After delivering which point/pint, apparently, my hero was frog-marched off the premises, although not before the parting sally: “And furthermore, the jacks here is a disgrace!”

There are no such challenges, however, for admirers of another great man whose centenary falls this month and has so far gone largely unnoticed in the general media. His name was John De Courcy Ireland and he had little else in common with Brian O’Nolan, although both were also very fond of the Vico Road in Dalkey. In any case, De Courcy Ireland would have been 100 years old this week, if he hadn’t been bowled out in 2006, a few runs short of his century.
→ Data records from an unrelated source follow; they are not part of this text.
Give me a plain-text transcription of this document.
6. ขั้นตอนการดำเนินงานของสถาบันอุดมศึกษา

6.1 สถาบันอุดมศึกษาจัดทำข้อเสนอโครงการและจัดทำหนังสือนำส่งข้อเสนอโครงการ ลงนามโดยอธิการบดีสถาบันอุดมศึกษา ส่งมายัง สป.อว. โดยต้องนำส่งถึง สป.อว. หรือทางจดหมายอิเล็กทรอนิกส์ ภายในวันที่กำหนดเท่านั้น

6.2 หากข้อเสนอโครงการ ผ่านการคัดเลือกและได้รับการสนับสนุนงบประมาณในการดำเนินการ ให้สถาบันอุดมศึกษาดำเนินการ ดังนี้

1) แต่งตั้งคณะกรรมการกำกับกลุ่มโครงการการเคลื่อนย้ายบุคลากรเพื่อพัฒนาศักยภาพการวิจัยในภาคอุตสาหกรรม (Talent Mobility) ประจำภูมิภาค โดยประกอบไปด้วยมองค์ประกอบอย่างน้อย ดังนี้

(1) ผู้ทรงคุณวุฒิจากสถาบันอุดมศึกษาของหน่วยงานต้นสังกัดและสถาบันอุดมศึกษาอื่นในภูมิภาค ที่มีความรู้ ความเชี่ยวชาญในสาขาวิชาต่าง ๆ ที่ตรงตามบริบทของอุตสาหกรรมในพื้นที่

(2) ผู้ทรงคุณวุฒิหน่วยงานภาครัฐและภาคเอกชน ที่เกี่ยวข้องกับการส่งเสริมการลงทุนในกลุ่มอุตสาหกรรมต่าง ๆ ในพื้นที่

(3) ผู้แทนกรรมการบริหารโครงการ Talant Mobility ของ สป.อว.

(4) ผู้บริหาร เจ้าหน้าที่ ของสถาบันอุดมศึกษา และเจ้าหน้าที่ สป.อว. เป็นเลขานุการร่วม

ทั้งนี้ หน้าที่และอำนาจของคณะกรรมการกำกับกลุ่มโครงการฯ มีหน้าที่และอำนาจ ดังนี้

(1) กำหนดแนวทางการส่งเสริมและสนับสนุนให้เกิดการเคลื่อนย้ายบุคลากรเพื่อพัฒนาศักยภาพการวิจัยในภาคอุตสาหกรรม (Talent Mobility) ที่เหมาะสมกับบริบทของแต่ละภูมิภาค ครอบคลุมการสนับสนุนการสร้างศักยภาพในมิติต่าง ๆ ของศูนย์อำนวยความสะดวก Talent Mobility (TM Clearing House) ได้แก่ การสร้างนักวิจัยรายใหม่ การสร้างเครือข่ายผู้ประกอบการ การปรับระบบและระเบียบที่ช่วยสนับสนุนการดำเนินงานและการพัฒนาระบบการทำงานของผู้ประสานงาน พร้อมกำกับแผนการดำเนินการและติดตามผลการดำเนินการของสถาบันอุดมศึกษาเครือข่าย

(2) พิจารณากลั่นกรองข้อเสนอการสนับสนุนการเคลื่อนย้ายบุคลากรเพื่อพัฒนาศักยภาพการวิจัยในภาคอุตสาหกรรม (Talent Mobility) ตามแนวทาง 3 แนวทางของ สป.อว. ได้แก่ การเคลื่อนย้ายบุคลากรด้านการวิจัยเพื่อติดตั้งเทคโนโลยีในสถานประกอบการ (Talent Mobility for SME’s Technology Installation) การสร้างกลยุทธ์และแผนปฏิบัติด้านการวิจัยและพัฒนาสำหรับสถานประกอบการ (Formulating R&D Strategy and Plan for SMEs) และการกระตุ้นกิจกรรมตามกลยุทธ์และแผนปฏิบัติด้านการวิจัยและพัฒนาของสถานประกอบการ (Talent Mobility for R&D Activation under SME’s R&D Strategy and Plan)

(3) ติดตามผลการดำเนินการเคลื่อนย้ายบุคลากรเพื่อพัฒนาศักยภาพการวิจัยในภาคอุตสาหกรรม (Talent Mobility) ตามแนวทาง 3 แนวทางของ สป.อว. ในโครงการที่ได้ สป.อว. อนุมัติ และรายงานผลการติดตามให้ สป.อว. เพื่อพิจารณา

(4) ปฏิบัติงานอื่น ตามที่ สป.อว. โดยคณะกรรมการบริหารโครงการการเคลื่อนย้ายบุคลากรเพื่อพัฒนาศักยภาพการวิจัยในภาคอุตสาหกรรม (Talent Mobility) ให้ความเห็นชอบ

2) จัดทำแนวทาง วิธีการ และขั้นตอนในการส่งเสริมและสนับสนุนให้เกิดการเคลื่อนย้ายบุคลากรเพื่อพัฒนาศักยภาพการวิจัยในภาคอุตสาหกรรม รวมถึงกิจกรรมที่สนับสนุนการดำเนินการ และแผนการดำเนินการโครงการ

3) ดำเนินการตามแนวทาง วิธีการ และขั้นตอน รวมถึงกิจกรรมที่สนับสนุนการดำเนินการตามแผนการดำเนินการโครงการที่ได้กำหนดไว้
Born in India, the son of a Kildare-born British soldier, his greatest passion in life is suggested by an early decision he made when, having won a scholarship to Oxford at age 17, he “ran away on a Dutch cargo ship bound for Argentina”. It’s not easy to sum up all the things he became thereafter, including, belatedly, a university student. So instead I’ll quote the plaque that was erected to him in Dalkey after his death.

It reads: “To the memory of Dr John De Courcy Ireland 1911-2006. Maritime Historian, Radical Politician, Humanist, Teacher, and Linguist. Founder Member of CND in Ireland. Honours received from Argentina, Britain, China, France, Portugal, Spain, Yugoslavia, [and the] RNLI. A true friend of seafarers.” I met him only once, briefly, and he seemed like a gentleman. But more impressively, that was how people who had known him for many years found him too. People like Rory Clarke, who in an appreciation in 2006 wrote that, in his very long life, De Courcy Ireland had “inspired almost everyone he met”.

As the list of honours on his plaque hints, he was celebrated more beyond these shores than on them. Fortunately, there are many former friends and students still around to propagate his memory. One of the small tributes paid to him this week involved Clarke “fixing” De Courcy Ireland’s Wikipedia page, which the former likens to “tending a grave” (and right enough, those Wikipedia entries can get very overgrown). In another tribute, aptly, RTÉ’s Seascapes programme will tonight mark the centenary, with a contribution by this newspaper’s own Lorna Siggins. It goes out on Radio One at 10.30pm.